Staging data is common in the world of Microsoft Power BI dataflows. Computed entities, linked entities and Microsoft Fabric’s “enable staging” options all result in intermediate output being staged to disk and/or a database.
Does this staging affect privacy levels? Yes! It can change which privacy level is being applied.
Straightforward Combining
Let’s start with a baseline example:
Imagine you have two queries, From A & From B, which pull from data sources A and B, respectively. Neither query has its output being staged (e.g. neither is enabled for loading [gen1 dataflows]/enabled for staging [gen2 dataflows]). Another query, Output, references both of these queries, combining between them.
Say the privacy level for both data sources A and B is private. When Output is evaluated, no cross-source folding will take place. Instead, data from the two sources will be combined locally within the realm of Power Query.
Why? Privacy level private disallows the source’s data from being folded into any other source, including other private sources. So far, so good.
Now, Stage the Data!
Let’s make a change: not to any M code, but simply to set one of the source queries so that it is staged. Specifically, let’s do this to From A (in dataflows gen1, enable loading; in dataflows gen2, enable staging).

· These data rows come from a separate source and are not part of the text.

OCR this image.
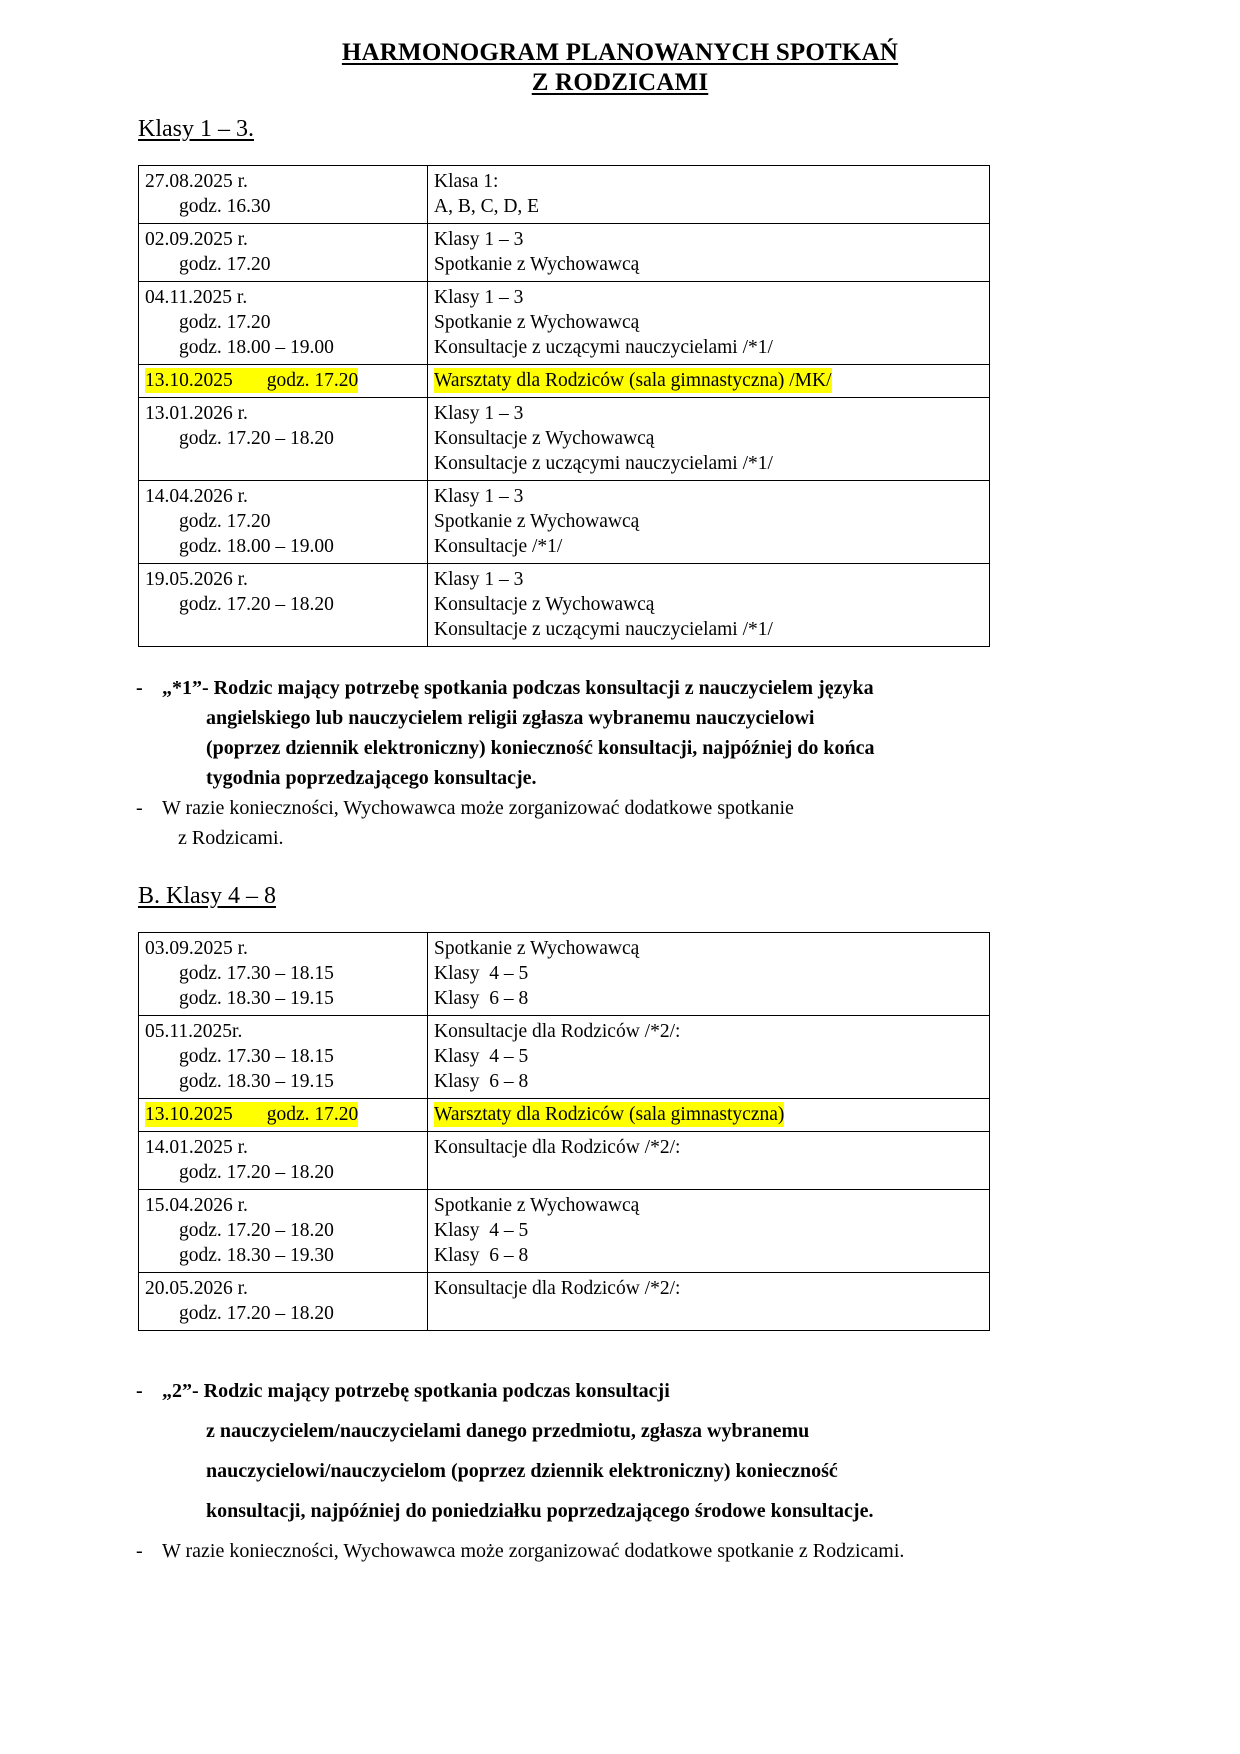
HARMONOGRAM PLANOWANYCH SPOTKAŃ
Z RODZICAMI
Klasy 1 – 3.
27.08.2025 r.
godz. 16.30	Klasa 1:
A, B, C, D, E

02.09.2025 r.
godz. 17.20	Klasy 1 – 3
Spotkanie z Wychowawcą

04.11.2025 r.
godz. 17.20
godz. 18.00 – 19.00	Klasy 1 – 3
Spotkanie z Wychowawcą
Konsultacje z uczącymi nauczycielami /*1/

13.10.2025 godz. 17.20	Warsztaty dla Rodziców (sala gimnastyczna) /MK/

13.01.2026 r.
godz. 17.20 – 18.20	Klasy 1 – 3
Konsultacje z Wychowawcą
Konsultacje z uczącymi nauczycielami /*1/

14.04.2026 r.
godz. 17.20
godz. 18.00 – 19.00	Klasy 1 – 3
Spotkanie z Wychowawcą
Konsultacje /*1/

19.05.2026 r.
godz. 17.20 – 18.20	Klasy 1 – 3
Konsultacje z Wychowawcą
Konsultacje z uczącymi nauczycielami /*1/
- „*1”- Rodzic mający potrzebę spotkania podczas konsultacji z nauczycielem języka
angielskiego lub nauczycielem religii zgłasza wybranemu nauczycielowi
(poprzez dziennik elektroniczny) konieczność konsultacji, najpóźniej do końca
tygodnia poprzedzającego konsultacje.
- W razie konieczności, Wychowawca może zorganizować dodatkowe spotkanie
z Rodzicami.
B. Klasy 4 – 8
03.09.2025 r.
godz. 17.30 – 18.15
godz. 18.30 – 19.15	Spotkanie z Wychowawcą
Klasy  4 – 5
Klasy  6 – 8

05.11.2025r.
godz. 17.30 – 18.15
godz. 18.30 – 19.15	Konsultacje dla Rodziców /*2/:
Klasy  4 – 5
Klasy  6 – 8

13.10.2025 godz. 17.20	Warsztaty dla Rodziców (sala gimnastyczna)

14.01.2025 r.
godz. 17.20 – 18.20	Konsultacje dla Rodziców /*2/:

15.04.2026 r.
godz. 17.20 – 18.20
godz. 18.30 – 19.30	Spotkanie z Wychowawcą
Klasy  4 – 5
Klasy  6 – 8

20.05.2026 r.
godz. 17.20 – 18.20	Konsultacje dla Rodziców /*2/:
- „2”- Rodzic mający potrzebę spotkania podczas konsultacji
z nauczycielem/nauczycielami danego przedmiotu, zgłasza wybranemu
nauczycielowi/nauczycielom (poprzez dziennik elektroniczny) konieczność
konsultacji, najpóźniej do poniedziałku poprzedzającego środowe konsultacje.
- W razie konieczności, Wychowawca może zorganizować dodatkowe spotkanie z Rodzicami.
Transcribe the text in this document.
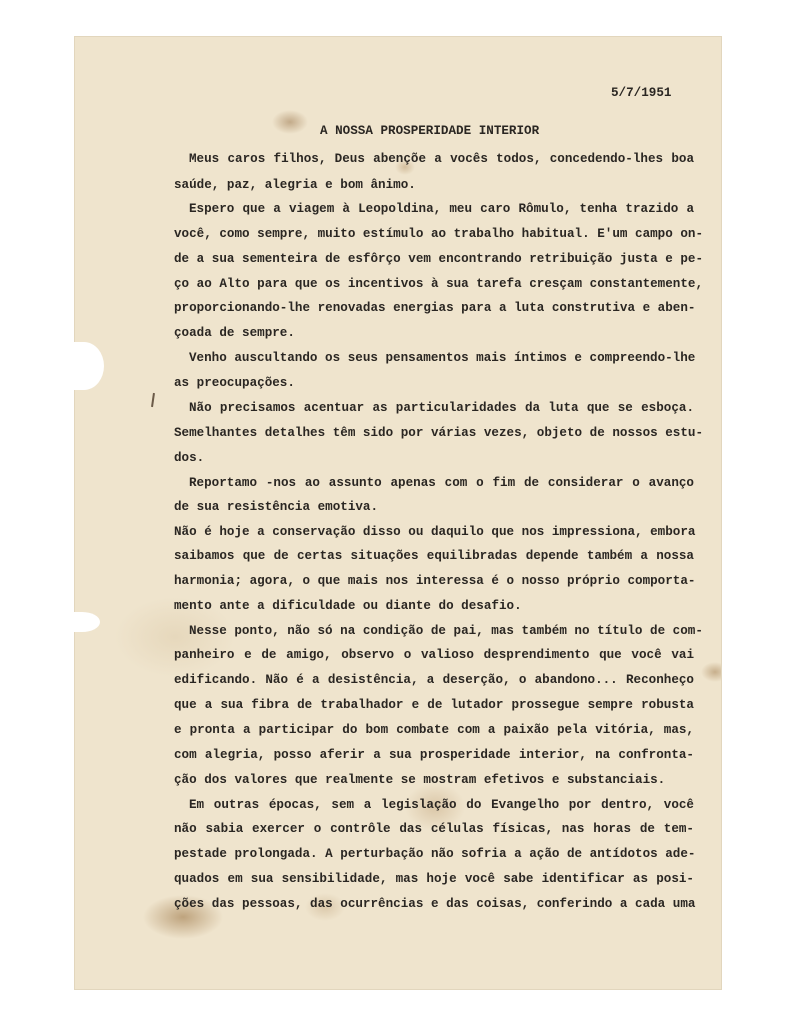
5/7/1951
A NOSSA PROSPERIDADE INTERIOR
Meus caros filhos, Deus abençõe a vocês todos, concedendo-lhes boa
saúde, paz, alegria e bom ânimo.
Espero que a viagem à Leopoldina, meu caro Rômulo, tenha trazido a
você, como sempre, muito estímulo ao trabalho habitual. E'um campo on-
de a sua sementeira de esfôrço vem encontrando retribuição justa e pe-
ço ao Alto para que os incentivos à sua tarefa cresçam constantemente,
proporcionando-lhe renovadas energias para a luta construtiva e aben-
çoada de sempre.
Venho auscultando os seus pensamentos mais íntimos e compreendo-lhe
as preocupações.
Não precisamos acentuar as particularidades da luta que se esboça.
Semelhantes detalhes têm sido por várias vezes, objeto de nossos estu-
dos.
Reportamo -nos ao assunto apenas com o fim de considerar o avanço
de sua resistência emotiva.
Não é hoje a conservação disso ou daquilo que nos impressiona, embora
saibamos que de certas situações equilibradas depende também a nossa
harmonia; agora, o que mais nos interessa é o nosso próprio comporta-
mento ante a dificuldade ou diante do desafio.
Nesse ponto, não só na condição de pai, mas também no título de com-
panheiro e de amigo, observo o valioso desprendimento que você vai
edificando. Não é a desistência, a deserção, o abandono... Reconheço
que a sua fibra de trabalhador e de lutador prossegue sempre robusta
e pronta a participar do bom combate com a paixão pela vitória, mas,
com alegria, posso aferir a sua prosperidade interior, na confronta-
ção dos valores que realmente se mostram efetivos e substanciais.
Em outras épocas, sem a legislação do Evangelho por dentro, você
não sabia exercer o contrôle das células físicas, nas horas de tem-
pestade prolongada. A perturbação não sofria a ação de antídotos ade-
quados em sua sensibilidade, mas hoje você sabe identificar as posi-
ções das pessoas, das ocurrências e das coisas, conferindo a cada uma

With this adjustment, when the dataflow is refreshed, From A will be evaluated and its output staged before Output is run. Moments later, when Output runs, its evaluation won’t result in From A being evaluated or data source A being accessed, as the results from From A have already been staged.
Instead, before Output is run, a temporary behind-the-scenes rewrite takes place. The definition of From A is replaced with logic that simply reads the previously staged data. (Literally, for the duration of Output‘s evaluation, the M code you wrote in From A is temporarily overwritten with M logic that reads from the staging location—e.g. by calling data source function PowerPlatform.Dataflows
or Sql.Database
.)
When Output runs, your original From A is not run, so data source A is not accessed; instead, previously staged data is read. In contrast, since From B was not staged, Output‘s evaluation still results in data source B being accessed. The net effect is that Output combines previously staged data from source A with live data fetched from source B.
But Which Privacy Levels?
Privacy levels are configured on a per source basis. When staging is enabled or disabled, the source being used changes from the perspective of downstream queries.
We’ve already said both data sources A and B are configured as private, and nothing has changed that. However, when Output is evaluated, the data sources being accessed are not sources A and B, but rather the staging source and source B. So, during Output‘s evaluation, data source A’s privacy level is irrelevant to the firewall, as that source is not being touched.
After data is staged, it is no longer associated with the privacy level of its original data source. Instead, it is “seen” as having the privacy level of the staging data source. Unless the staging source’s privacy level is set to the same as the original data source, expect to see different cross-source folding behaviors depending on whether or not staging is enabled.
For example, in the case of Output, if data source A is private but the staging source is organizational:
- Staging Off: Data from source A (private) is prevented from folding to source B (private) because a private-level source cannot be folded into any other source, even another private source.
- Staging: On: Data from source A (private) is staged. Then, when the downstream query (Output) reads from the staging source (organizational), staged data from A is eligible to be folded to source B (private) because organizational can fold into private.
Moral of the Lesson
Understanding which privacy levels are being applied at a given point in time is a prerequisite to ensuring that they are configured appropriately. The impact on privacy levels of the choice to stage or not stage data may not be inherently obviously. At minimum, then, this post serves to convey a point of awareness about a scenario whose implications may not immediately meet the eye.
Of note, this concern only applies to dataflows when staging is involved (e.g. computed entities, linked entities, “enable staging” entities).
It also only applies if the best practice of separately staging data from each source before combining has been deviated from. In contrast, if that practice is followed, then all data is staged before any cross-combining takes place. When that combining occurs, only the staging source(s) is being accessed, so there is no possibility for cross-source folding back to any of the original data sources.